Still, all that said and despite the shaky execution on some storylines, I thought season 2 (counting the 1st 3 eps of s3 that should have been in s2) was a big improvement over season 1. I admire the higher ambition of the second season even if the writing didn’t quite match it at times. Harry’s bigger role, imo, served the story well. Rupert Evans is a capable actor and relegating him to a walking exposition machine in season 1 was one of the worst things about that season. I hope they continue to take advantage of his talents in s3 and give him an interesting storyline.

If there’s one thing I’d dock season 2 for, it’s that there wasn’t as much team moments between the four of them. It’s the one thing season 1 has over it. But it seems like season 3 is correcting that, which is impressive given the ban on physical contact between them. Like you, I think that twist as a response to covid is quite clever and I really like it. Season 3 is also diving back into their “mortal” lives which I also like. Gives the magical hooha room to breathe and gives Mel and Maggie meaty storylines. With the preview for next week, I’m really curious what storyline they’re giving Macy.

Anyway, I look forward to reading more of your reviews. Such a shame very few people are covering this show. Can’t blame people for dropping it after the lacklustre 1st season, I suppose.

TJ said...

I'm still watching, and I like the way the storytelling is going...sometimes.

Still, my biggest disappointment with this show is the three sisters. They simply are not good actresses. Macy is ok-ish, but Mel? No. And Meg is just hopeless.

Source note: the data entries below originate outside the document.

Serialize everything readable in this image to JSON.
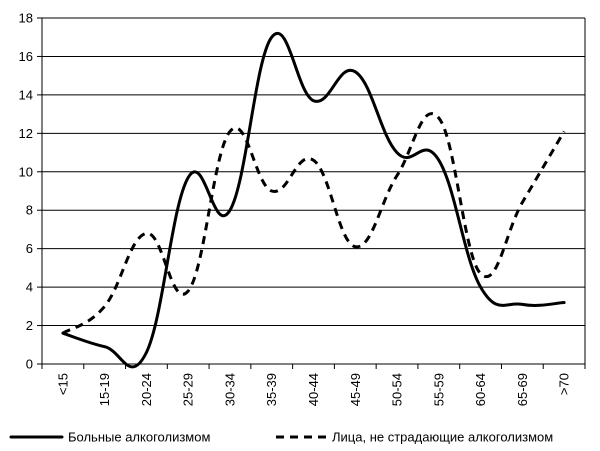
{
  "chart_data": {
    "type": "line",
    "title": "",
    "xlabel": "",
    "ylabel": "",
    "ylim": [
      0,
      18
    ],
    "yticks": [
      0,
      2,
      4,
      6,
      8,
      10,
      12,
      14,
      16,
      18
    ],
    "grid": "horizontal",
    "legend_position": "bottom",
    "categories": [
      "<15",
      "15-19",
      "20-24",
      "25-29",
      "30-34",
      "35-39",
      "40-44",
      "45-49",
      "50-54",
      "55-59",
      "60-64",
      "65-69",
      ">70"
    ],
    "series": [
      {
        "name": "Больные алкоголизмом",
        "style": "solid",
        "values": [
          1.6,
          0.9,
          0.6,
          9.7,
          8.0,
          17.0,
          13.7,
          15.2,
          11.0,
          10.6,
          4.0,
          3.1,
          3.2
        ]
      },
      {
        "name": "Лица, не страдающие алкоголизмом",
        "style": "dashed",
        "values": [
          1.6,
          3.0,
          6.8,
          3.8,
          12.1,
          9.0,
          10.6,
          6.1,
          9.8,
          12.8,
          4.7,
          8.4,
          12.1
        ]
      }
    ]
  }
}
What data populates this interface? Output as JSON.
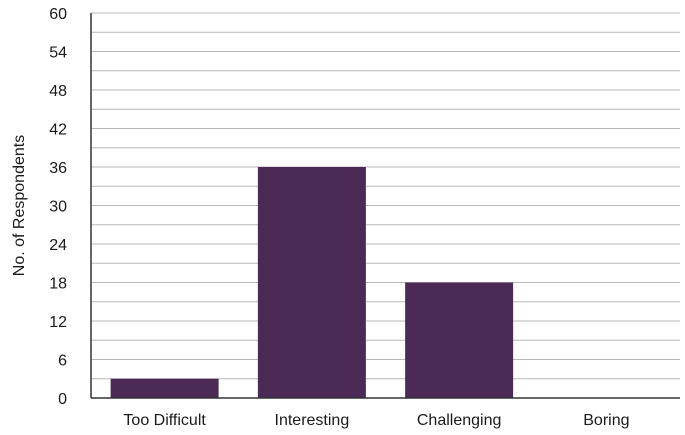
{
  "chart_data": {
    "type": "bar",
    "categories": [
      "Too Difficult",
      "Interesting",
      "Challenging",
      "Boring"
    ],
    "values": [
      3,
      36,
      18,
      0
    ],
    "title": "",
    "xlabel": "",
    "ylabel": "No. of Respondents",
    "ylim": [
      0,
      60
    ],
    "yticks": [
      0,
      6,
      12,
      18,
      24,
      30,
      36,
      42,
      48,
      54,
      60
    ],
    "grid": true,
    "legend": "none",
    "bar_color": "#4b2a55",
    "grid_color": "#b8b8b8",
    "axis_color": "#333333"
  }
}
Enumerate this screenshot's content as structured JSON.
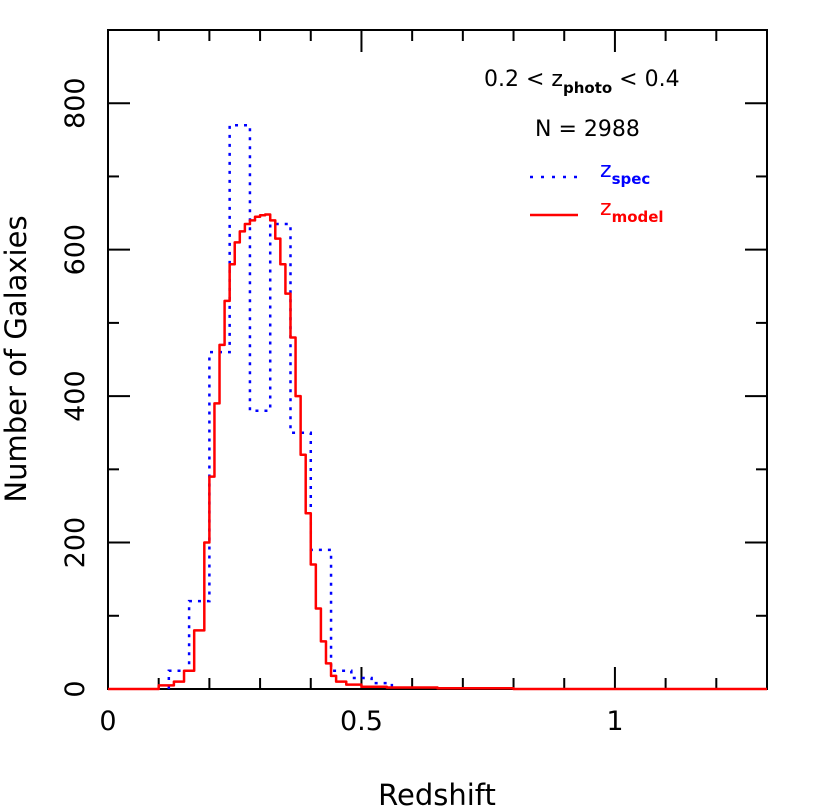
{
  "chart_data": {
    "type": "line",
    "title": "",
    "xlabel": "Redshift",
    "ylabel": "Number of Galaxies",
    "xlim": [
      0,
      1.3
    ],
    "ylim": [
      0,
      900
    ],
    "x_ticks": [
      0,
      0.5,
      1
    ],
    "x_tick_labels": [
      "0",
      "0.5",
      "1"
    ],
    "y_ticks": [
      0,
      200,
      400,
      600,
      800
    ],
    "y_tick_labels": [
      "0",
      "200",
      "400",
      "600",
      "800"
    ],
    "grid": false,
    "legend_placement": "top-right",
    "annotations": {
      "range_prefix": "0.2 < z",
      "range_subscript": "photo",
      "range_suffix": " < 0.4",
      "count": "N = 2988"
    },
    "series": [
      {
        "name": "spec",
        "legend_main": "z",
        "legend_sub": "spec",
        "style": "dotted-step",
        "color": "#0000ff",
        "bin_width": 0.04,
        "x": [
          0.12,
          0.16,
          0.2,
          0.24,
          0.28,
          0.32,
          0.36,
          0.4,
          0.44,
          0.48,
          0.52
        ],
        "y": [
          25,
          120,
          460,
          770,
          380,
          635,
          350,
          190,
          25,
          15,
          8
        ]
      },
      {
        "name": "model",
        "legend_main": "z",
        "legend_sub": "model",
        "style": "solid-step",
        "color": "#ff0000",
        "x": [
          0.0,
          0.1,
          0.13,
          0.15,
          0.17,
          0.19,
          0.2,
          0.21,
          0.22,
          0.23,
          0.24,
          0.25,
          0.26,
          0.27,
          0.28,
          0.29,
          0.3,
          0.31,
          0.32,
          0.33,
          0.34,
          0.35,
          0.36,
          0.37,
          0.38,
          0.39,
          0.4,
          0.41,
          0.42,
          0.43,
          0.44,
          0.45,
          0.47,
          0.5,
          0.55,
          0.65,
          0.8,
          1.0,
          1.3
        ],
        "y": [
          0,
          5,
          10,
          25,
          80,
          200,
          290,
          390,
          470,
          530,
          580,
          610,
          625,
          635,
          640,
          645,
          647,
          648,
          640,
          615,
          580,
          540,
          480,
          400,
          320,
          240,
          170,
          110,
          65,
          35,
          18,
          10,
          6,
          3,
          2,
          1,
          0,
          0,
          0
        ]
      }
    ]
  }
}
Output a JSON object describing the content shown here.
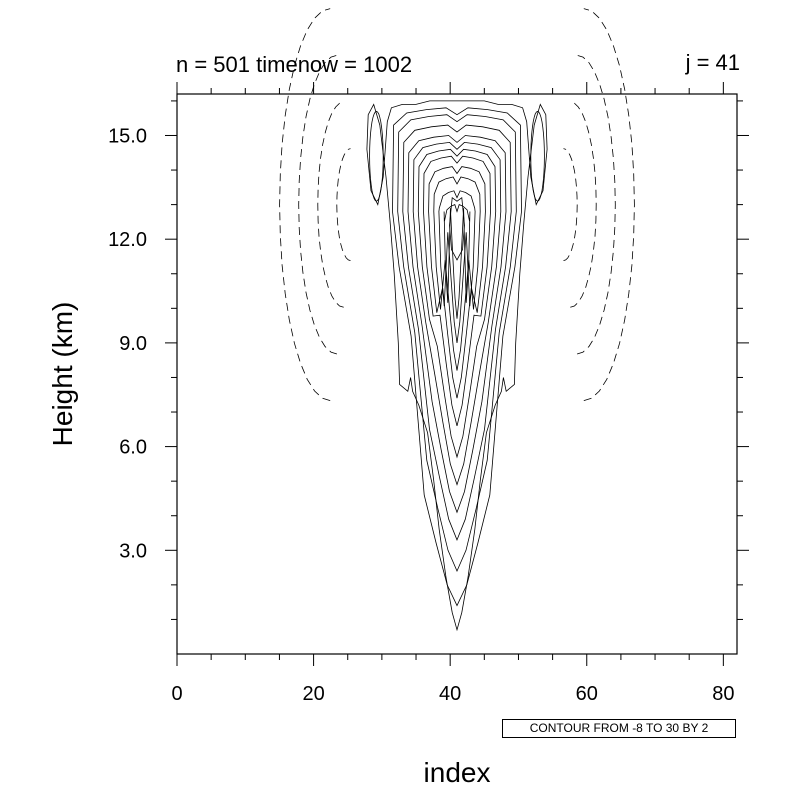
{
  "header": {
    "left_title": "n = 501 timenow = 1002",
    "right_title": "j = 41"
  },
  "info_label": "CONTOUR FROM -8 TO 30 BY 2",
  "chart_data": {
    "type": "contour",
    "xlabel": "index",
    "ylabel": "Height (km)",
    "xlim": [
      0,
      82
    ],
    "ylim": [
      0,
      16.2
    ],
    "x_ticks": [
      0,
      20,
      40,
      60,
      80
    ],
    "x_tick_labels": [
      "0",
      "20",
      "40",
      "60",
      "80"
    ],
    "y_ticks": [
      3,
      6,
      9,
      12,
      15
    ],
    "y_tick_labels": [
      "3.0",
      "6.0",
      "9.0",
      "12.0",
      "15.0"
    ],
    "contour_min": -8,
    "contour_max": 30,
    "contour_interval": 2,
    "negative_contours_dashed": true,
    "plume_center_index": 41,
    "plume_base_km": 0.7,
    "plume_top_km": 16.0,
    "negative_lobes": [
      {
        "x_center": 22,
        "y_center": 13.0
      },
      {
        "x_center": 60,
        "y_center": 13.0
      }
    ]
  }
}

But I am still drawn to this series, so for now, I will keep tuning in...

Panda said...

@Nic, agreed on all points and especially Harry's increased role. Certainly a big improvement overall, despite some shakiness as you mentioned.


@TJ, I actually think the girls have grown massively into their roles at this point. Sarah is so damn likeable, and Madeleine Mantock as become such a confident performer. They aren't the tour de force that were the OG Doherty/Combs/Milano trio, but by CW standards they are a nice little group.